Here is a simple example:
```python
#@version ^0.3.9
@internal
def bar() -> uint256:
sss: String[2] = concat("a", "b")
return 1
@external
def foo() -> int256:
a: int256 = -1
b: uint256 = self.bar()
return a
```
`foo` should clearly return `-1`, but it returns `452312848583266388373324160190187140051835877600158453279131187530910662655`
`-1` was used intentionally due to its bit structure but the value here is fairly irelevant. In this example during the second iteration of the for loop in the `build_IR` `mload` to `dst+1` will be executed (because len('a') == 1), thus the function will write `1B` over the bounds of the buffer. The string 'b' is stored such that its right-most byte is a zero byte. So a zero byte will be written over the bounds. So when `-1` is considered it's left-most B will be overwritten to all 0. Therefore it can be seen: `452312848583266388373324160190187140051835877600158453279131187530910662655 == (2**248-1)` will output `True`.
#### IR
If we look at the contract's IR (vyper --no optimize -f ir), we see:
```
# Line 30
/* a: int256 = -1 */ [mstore, 320, -1 <-1>],
```
And for the second iteration of the loop in concat:
```
len,
[mload, arg],
[seq,
[with,
src,
[add, arg, 32],
[with,
dst,
[add, [add, 256 <concat destination>, 32], concat_ofst],
[mstore, dst, [mload, src]]]],
[set, concat_ofst, [add, concat_ofst, len]]]]],
[mstore, 256 <concat destination>, concat_ofst],
256 <concat destination>]],
```
So the address of the `int` is 320.
The `dst` is defined as: `[add, [add, 256 <concat destination>, 32], concat_ofst],`.

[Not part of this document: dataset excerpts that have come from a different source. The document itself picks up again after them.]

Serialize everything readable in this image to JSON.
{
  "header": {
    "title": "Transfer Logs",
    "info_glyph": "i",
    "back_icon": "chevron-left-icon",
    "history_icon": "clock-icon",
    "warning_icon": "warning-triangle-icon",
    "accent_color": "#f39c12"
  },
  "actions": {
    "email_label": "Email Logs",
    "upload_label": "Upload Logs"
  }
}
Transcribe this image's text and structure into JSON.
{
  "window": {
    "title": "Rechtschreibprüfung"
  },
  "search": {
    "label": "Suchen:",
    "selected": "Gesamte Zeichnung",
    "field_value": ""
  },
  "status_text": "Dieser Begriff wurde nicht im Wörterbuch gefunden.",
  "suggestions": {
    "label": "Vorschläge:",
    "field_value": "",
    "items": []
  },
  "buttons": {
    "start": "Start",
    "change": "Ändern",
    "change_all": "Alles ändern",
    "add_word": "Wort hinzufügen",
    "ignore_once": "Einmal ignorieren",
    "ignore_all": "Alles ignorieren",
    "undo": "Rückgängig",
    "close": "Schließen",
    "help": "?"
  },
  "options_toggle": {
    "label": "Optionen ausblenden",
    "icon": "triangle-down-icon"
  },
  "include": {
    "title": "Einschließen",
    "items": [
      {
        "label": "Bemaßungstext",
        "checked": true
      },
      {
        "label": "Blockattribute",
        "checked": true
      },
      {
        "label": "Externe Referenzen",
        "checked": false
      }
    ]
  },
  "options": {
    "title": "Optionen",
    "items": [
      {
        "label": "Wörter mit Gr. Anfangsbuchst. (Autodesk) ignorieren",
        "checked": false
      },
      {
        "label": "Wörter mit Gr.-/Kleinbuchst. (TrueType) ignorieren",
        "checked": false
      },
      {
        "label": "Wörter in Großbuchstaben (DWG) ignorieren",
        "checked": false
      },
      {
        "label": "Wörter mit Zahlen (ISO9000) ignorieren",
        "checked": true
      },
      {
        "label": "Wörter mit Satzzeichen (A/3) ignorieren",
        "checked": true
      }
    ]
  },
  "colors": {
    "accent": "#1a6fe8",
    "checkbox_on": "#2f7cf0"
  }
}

In the second iteration the `concat_ofst` will be 1 because `len('a)==1` so `256+32+1 = 289`. Now this address will be `mstored` to - so the last mstored B will have the address `289+32=320` which clearly overlaps with the address of the `int a`.
#### PoC 2
Due to how `immutables` are handled, they can be corrupted too:
```python
#@version ^0.3.9
i: immutable(int256)
@external
def __init__():
i = -1
s: String[2] = concat("a", "b")
@external
def foo() -> int256:
return i
```
Output of calling `foo()` = `452312848583266388373324160190187140051835877600158453279131187530910662655`.
### Impact
The buffer overflow can result in the change of semantics of the contract. The overflow is length-dependent and thus it might go unnoticed during contract testing.
However, certainly not all usages of `concat` will result in overwritten valid data as we require it to be in an `internal` function and close to the `return` statement where other memory allocations don't occur.
### Concluding remarks
The bug based on the fast path in `copy_bytes` was likely introduced in: `548d35d720fb6fd8efbdc0ce525bed259a73f0b9`. `git bisect` was used between v0.3.1 and v0.3.2, `forge test` was run and the test asserted that the function indeed returns -1.
For the general case, `0.3.0` and `0.3.1` are also affected.